Wyobraźcie sobie potem debatę liderów partyjnych w telewizji, gdy obywatele mają dostęp do takich serwisów. Nie jednego, a kilku, bo po tym, gdy instytucje publiczne ujawniają dane i opisują metodę wpływu zaczyna się hakowanie tych danych przez różne, rywalizujące ze sobą grupy obywateli, think tanków, konkurentów politycznych; jedni krytykują model, inni się z nim zgadzają, ale dostrzegają gdzieś błąd i w swojej implementacji modelu go poprawiają, (tłumacząc, co zrobili, by przekonywać do swoich racji), albo pojawia się nowe zjawisko, które ktoś uwzględnił, a ktoś inny nie.
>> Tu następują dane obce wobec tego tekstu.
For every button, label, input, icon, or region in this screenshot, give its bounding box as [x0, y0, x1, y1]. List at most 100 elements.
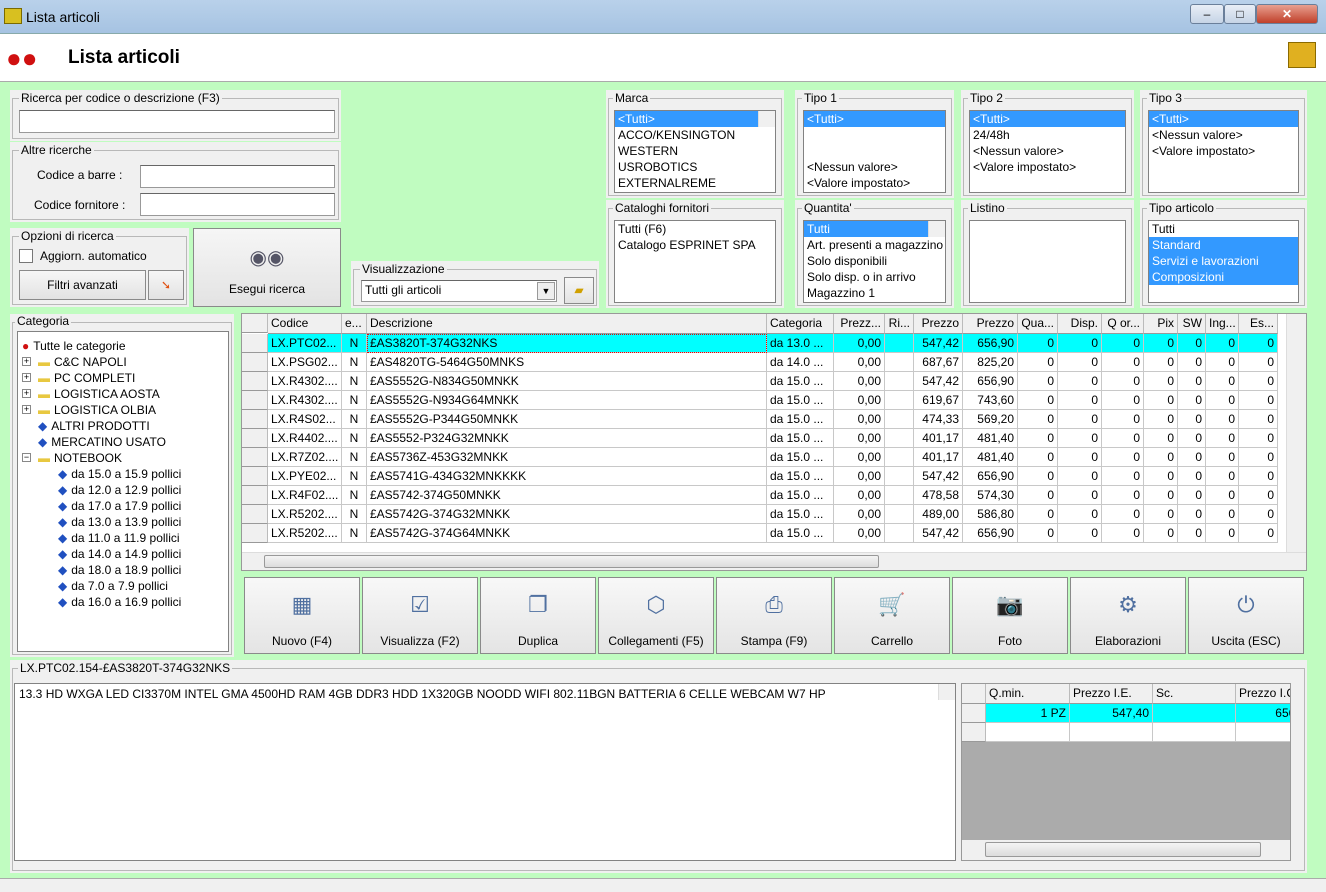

Gadające głowy w telewizorze okrągłym zdaniem próbują powiedzieć, że trzeba ciąć wydatki na to lub tamto, albo obniżyć podatki, a ludzie przed telewizorem jadą suwakiem w swoim ulubionym serwisie analityki finansów publicznych i patrzą, jak zaczynają szaleć inne, powiązane z danym wskaźnikiem wskaźniki.

W czasie debaty kilka razy padło magiczne "nasi eksperci obliczyli". Jak podniosłoby to jakość debaty, gdyby nasi eksperci mogli sprawdzić, co wasi eksperci obliczyli. Sprawdzić, czy wasi uwzględnili aktualne dane, sprawdzić, czy - w olbrzymim uproszczeniu, bo tu teraz to figura retoryczna - wasi nie zrobili błędu i zapomnieli zmienić znak na przeciwny podczas przenoszenia na drugą stronę równania.

Prawo oparte na dowodach nie jest ulubioną koncepcją dla polityków, bo analiza poparta twardymi danymi utrudnia pływanie po tematach, utrudnia zaklinanie rzeczywistości. Prawo tworzone w oparciu o dowody wymaga danych, by poddać je analizie. Wymaga też modeli analitycznych, które mogą ze sobą rywalizować. Wymaga otwartej dyskusji o tych modelach, by dało się wyłapać ich błędy.

Ale wyobraźcie sobie sytuacje, w których ktoś mówi, że trzeba obniżyć podatki, Wy przesuwacie suwak i widzicie, że trzeba zatem skądś wziąć, by sfinansować takie, lub inne zadanie publiczne, o którym nikt nie mówi, że trzeba jego realizację przy obniżce podatków ograniczyć.

Kliknijcie i pobawcie się suwakami: Proračunski kalkulator | Udruga Vjetrenjača uz potporu Hrvatske Gospodarske Komore.